Con i social network, negli ultimi anni, sono cresciuti la possibilità e il raggio di azione di chi fa disinformazione. Per il professore: “il giornalismo ha dunque l’obiettivo di verificare le fonti. Non è però possibile tenere il controllo totale delle comunicazioni, poiché risulta in una forma di auto-inganno.
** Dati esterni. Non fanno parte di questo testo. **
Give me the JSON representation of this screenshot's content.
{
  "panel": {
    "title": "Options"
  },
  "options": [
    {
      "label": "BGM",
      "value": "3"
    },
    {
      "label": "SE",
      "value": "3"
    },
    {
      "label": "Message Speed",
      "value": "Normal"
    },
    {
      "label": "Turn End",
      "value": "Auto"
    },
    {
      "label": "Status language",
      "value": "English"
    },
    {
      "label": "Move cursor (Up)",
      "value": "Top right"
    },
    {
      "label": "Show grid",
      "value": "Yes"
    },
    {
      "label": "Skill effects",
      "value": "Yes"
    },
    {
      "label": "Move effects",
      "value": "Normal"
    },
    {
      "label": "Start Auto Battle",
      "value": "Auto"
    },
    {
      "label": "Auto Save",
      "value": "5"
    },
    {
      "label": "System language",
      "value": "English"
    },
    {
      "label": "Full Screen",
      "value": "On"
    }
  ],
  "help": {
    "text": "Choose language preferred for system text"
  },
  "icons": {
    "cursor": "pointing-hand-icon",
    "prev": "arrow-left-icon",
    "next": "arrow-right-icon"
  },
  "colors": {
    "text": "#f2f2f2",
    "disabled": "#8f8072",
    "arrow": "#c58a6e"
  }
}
È opportuno convogliare i vari punti di vista senza temere contraddizioni e pluralismo”. Ciò si applica anche nell’ambito della partecipazione al voto, per la quale molto fa la comunicazione politica, ma molto anche l’esperienza quotidiana che non va dunque sottovalutata.

Anche Paula Gori è entrata nel merito della disinformazione, spiegando come essa faccia “leva sulle emozioni, poiché quando siamo spaventati non abbiamo senso critico, tendiamo a non pensare e a contribuire alla diffusione di notizie false”. Soprattutto dal periodo della pandemia, sui social si vedono spesso messaggi spietati che giocano con meccanismi insiti nel cervello e che rendono molto ampio il pubblico della disinformazione, anche grazie alla formazione delle cosiddette eco-chambers, ossia delle bolle settoriali che si creano a causa degli algoritmi che rimandano sempre lo stesso tipo o argomento di informazione. “Basta poco – spiega Gori –, è sufficiente decontestualizzare un’immagine o una frase per far passare un messaggio molto diverso dall’originale. Al giorno d’oggi una grande mano la da anche l’intelligenza artificiale che permette di manipolare immagini con facilità”.